With an affectionate glance at her son, Hassan's mother says she has become accustomed to narrating stories of one handed heroes to lul her son to sleep. 

 

"Perhaps I find some comfort in them for my youngest boy, Hassan and for myself," she says.

 

Hassan and Shaza were not lucky enough to obtain artificial hands to support them to do what they did in the past. They are not readily available in field hospitals due to the suffocating siege over many areas in Syria. Nonetheless, they are content with simple physical therapy, limited to some kinetic exercises once every three days; special physical therapy in the field hospitals near to where they live is also limited.

 

The best way to describe the approach of Abu Mohammad, 26, and Hussam, 25, is: Despite the wounds, the smile don't leave their faces.

 

These two men from Al-Lataminah in Hama countryside decided to fight with the rebels, joining the Kataeb Ahrar Al Shamal group.

 

Friendship and suffering brought them together. Abu Mohammed was married before The Syrian Revolution and has only one child, his daughter Hiba. Hussam has promised his family he will marry and settle down after the triumph of the revolution.

 

"I expected death in the battle at Al-Karmeed camp in Edlib countryside in July 2013, but I never thought I wiould lose my both legs and one eye," Abu Mohammed says.

 

Abu Mohammed spends his days in a wheel chair and his little girl Heba sets down on what is left of his legs. He never stops watching her with his one eye.

 

Hussam is fully aware that he is no longer capable of helping his family financially as he used to, after losing his right arm that he used to do most of his work.

 

Abu Mohammed and Hussam are now in the field hospital in Hama countryside, where they are receiving physical therapy, hoping to receive artificial limbs.

 

Dr.

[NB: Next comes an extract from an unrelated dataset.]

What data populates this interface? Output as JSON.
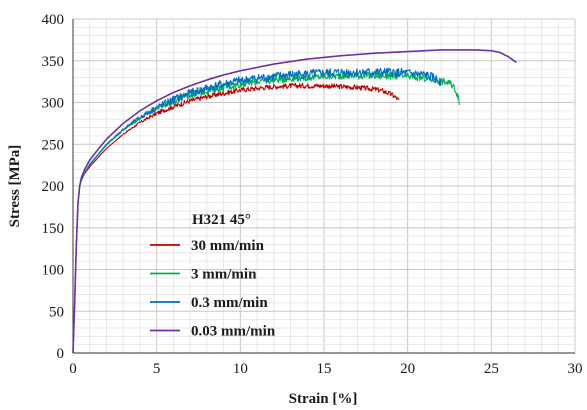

Abu Modar is supervising their treatment. He is the founder of this free hospital, which  consist of a central pharmacy, a few clinics and an operations room with medical equipment.

 

"There are no artificial limbs in most of the field hospitals located in the liberated areas, but there are centers belong to the Syrians in Turkey which are installing artificial limbs for free, so they are primarily relying on the physical therapy for those with permanent disability," Modar says.

 

Abu Farouq is the only physical therapist at the hospital.

 

"We created a special section for physical therapy in the hospital and the number of patients  recieving care is now more than 40 people," he says.

 

"The number can be increased, and the majority of patients are children over the age of nine years, who have their hands and legs amputated due to shelling."